Culture & Progress in Modern Kansas
The history of Kansas is a saga of the interaction of diverse cultures. Early Kansas history reflects the culture of the Native American inhabitants. When immigrants came to Kansas they brought their own heritage to enrich the state's history. As the number of immigrants and settlers increased in Kansas, new and unique local cultures evolved. English, Swedish and Dutch immigrants settled in many small towns throughout Kansas. Germans settled along the Union Pacific route through Kansas. Slovenians, Lithuanians, Croatians, Poles, Serbians, Russians and others settled around ethnic churches in Kansas City. Former slaves settled in communities such as the Quindaro region of Kansas City. Mexicans immigrated to major railway cities such as Kansas City, Wichita, Emporia and Garden City. Many towns in Kansas, such as Lindsborg, which was originally a Swedish settlement, still retain much of their ethnic identity.

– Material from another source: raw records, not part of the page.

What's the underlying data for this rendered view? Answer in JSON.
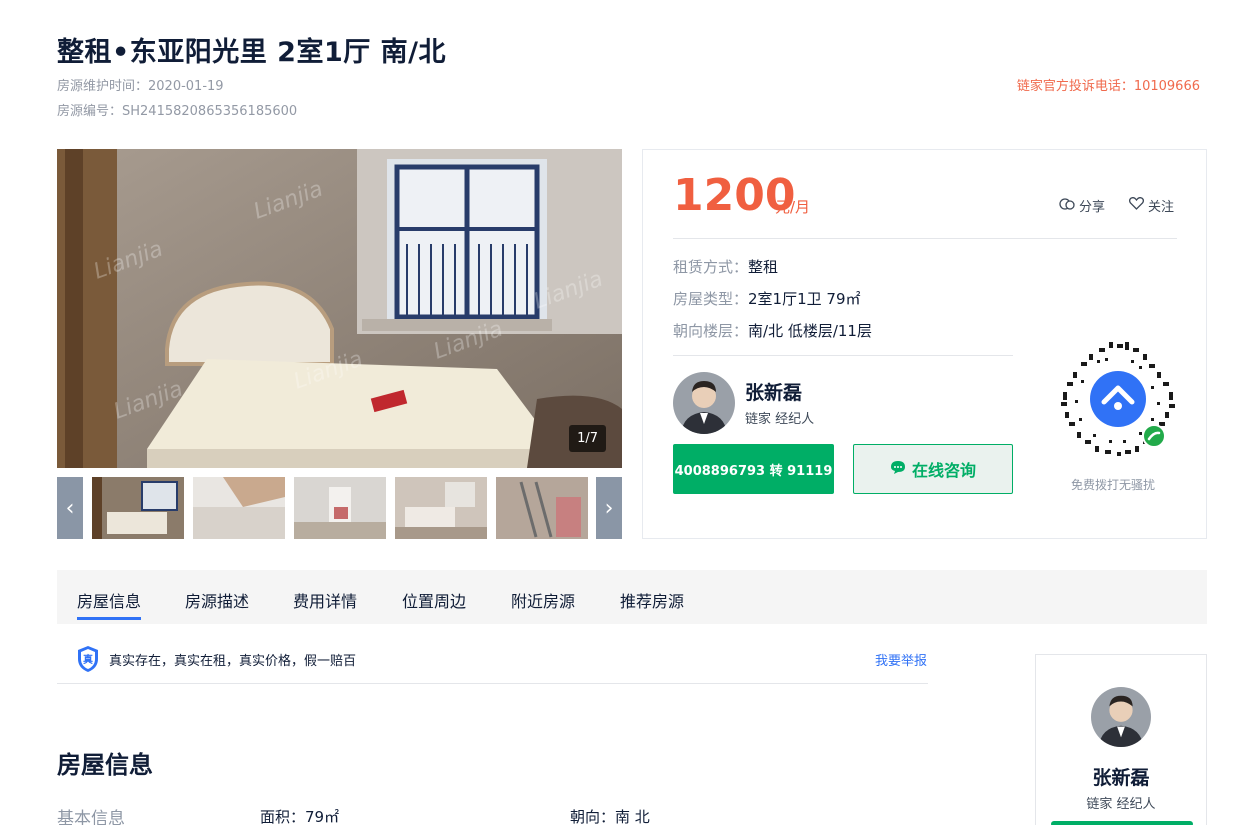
{
  "header": {
    "title": "整租•东亚阳光里 2室1厅 南/北",
    "maintain_time": "房源维护时间：2020-01-19",
    "listing_id": "房源编号：SH2415820865356185600",
    "complaint_hotline": "链家官方投诉电话：10109666"
  },
  "gallery": {
    "counter": "1/7",
    "watermark": "Lianjia"
  },
  "price_panel": {
    "price": "1200",
    "unit": "元/月",
    "share_label": "分享",
    "follow_label": "关注",
    "rows": [
      {
        "label": "租赁方式：",
        "value": "整租"
      },
      {
        "label": "房屋类型：",
        "value": "2室1厅1卫 79㎡"
      },
      {
        "label": "朝向楼层：",
        "value": "南/北 低楼层/11层"
      }
    ],
    "agent": {
      "name": "张新磊",
      "role": "链家 经纪人"
    },
    "phone_button": "4008896793 转 91119",
    "consult_button": "在线咨询",
    "qr_caption": "免费拨打无骚扰"
  },
  "tabs": [
    {
      "label": "房屋信息"
    },
    {
      "label": "房源描述"
    },
    {
      "label": "费用详情"
    },
    {
      "label": "位置周边"
    },
    {
      "label": "附近房源"
    },
    {
      "label": "推荐房源"
    }
  ],
  "guarantee": {
    "badge": "真",
    "text": "真实存在，真实在租，真实价格，假一赔百",
    "report_link": "我要举报"
  },
  "house_info": {
    "section_title": "房屋信息",
    "basic_label": "基本信息",
    "area": "面积：79㎡",
    "orientation": "朝向：南 北"
  },
  "side_agent": {
    "name": "张新磊",
    "role": "链家 经纪人"
  },
  "colors": {
    "price": "#f05f40",
    "green": "#00ae66",
    "blue": "#3072f6"
  }
}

During the 1950s and 60s, radio and television brought a national culture to once isolated communities. Kansans could watch Vivian Vance (Ethel) of Cherryvale on I love Lucy or Milburn Stone ("Doc") of Burrton on Gunsmoke and see native Kansans in starring roles. In literature, Independence native William Inge became a playwright of lasting importance. His screenplay for Splendor in the Grass won an Academy Award. His play, Bus Stop, was made into a film starring Marilyn Monroe.

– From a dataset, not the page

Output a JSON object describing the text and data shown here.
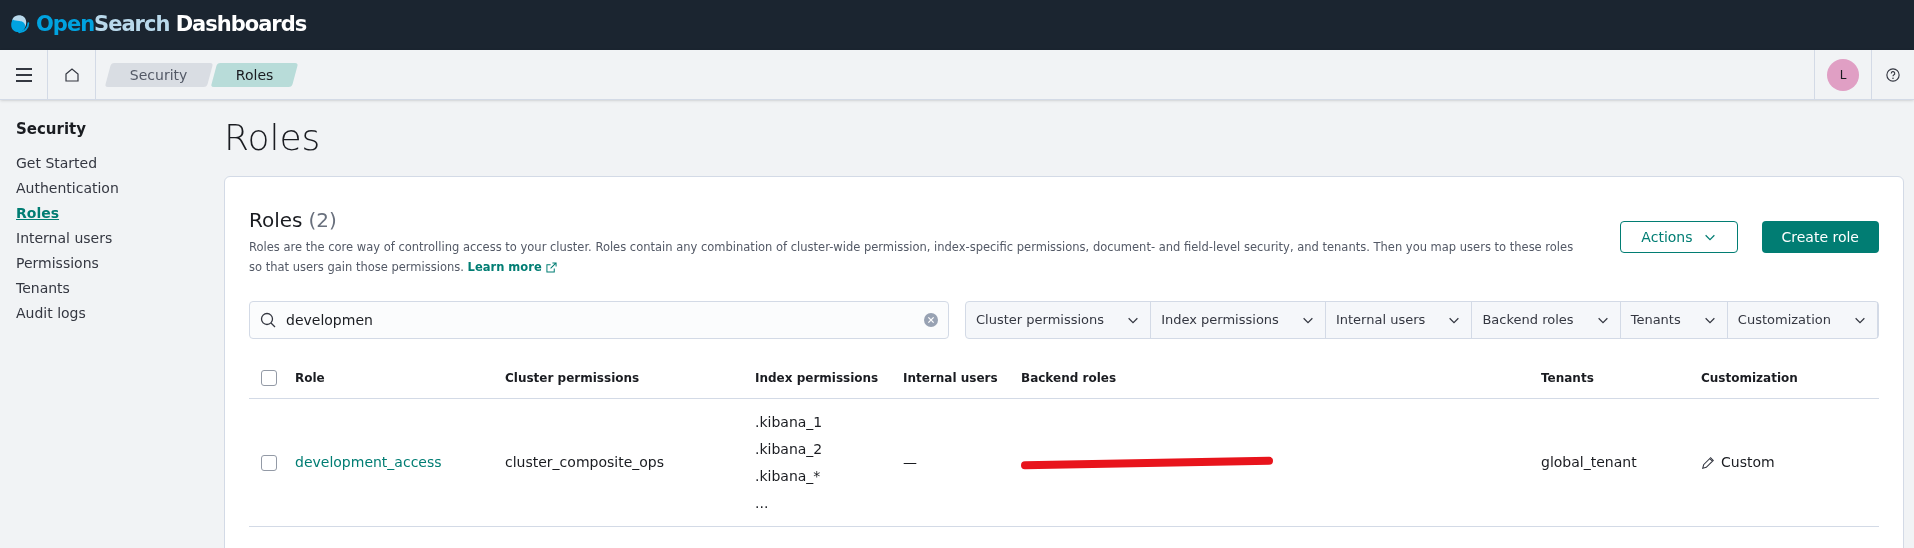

Another African-American of Kansas descent whose writing had an international impact was Langston Hughes. Hughes wrote of the African-American experience in Kansas during the early years of the century. He was an important figure in New York's Harlem Renaissance. Hughes also reported on international events such as the Spanish Civil War.
Kansans also made their marks in sports during the 1960s and 70s. Jim Ryun of Wichita set world records in the mile run. Gale Sayers, also from Wichita, and John Riggins from Seneca became two of the greatest football running backs of all time and are enshrined in the Pro Football Hall of Fame.
In the late 1900s, advances in transportation and communications have further developed a national and even global consciousness. Air transportation allows people to travel around the world. Television and other media inform people instantaneously about happenings anywhere in the world. Using the telephone or the Internet, a person can communicate with their neighbor next door or with someone across the globe.
Companies now conduct business throughout the international community and are part of a global economy. Globalization has its critics. Many people believe that the poor around the world will suffer because of low pay for their work and a lack of concern about their safety on the job. Some critics say that capitalists will exploit the entire world in their drive to get new profits. Environmental concerns are also an important consideration as the world becomes more industrialized. Global warming and pollution are potential threats to our very existence.
As the 20th century comes to an end, Kansas has ceased to be the isolated frontier that it was at the end of the 19th century. As a result, communities struggle to sustain in their children an appreciation of their cultural history. Nevertheless, an understanding of our heritage remains important today. We are all products of our local culture and history. The challenge for each person is to learn about the past in order to understand its impact on the present. By using this knowledge we can plan well for the future.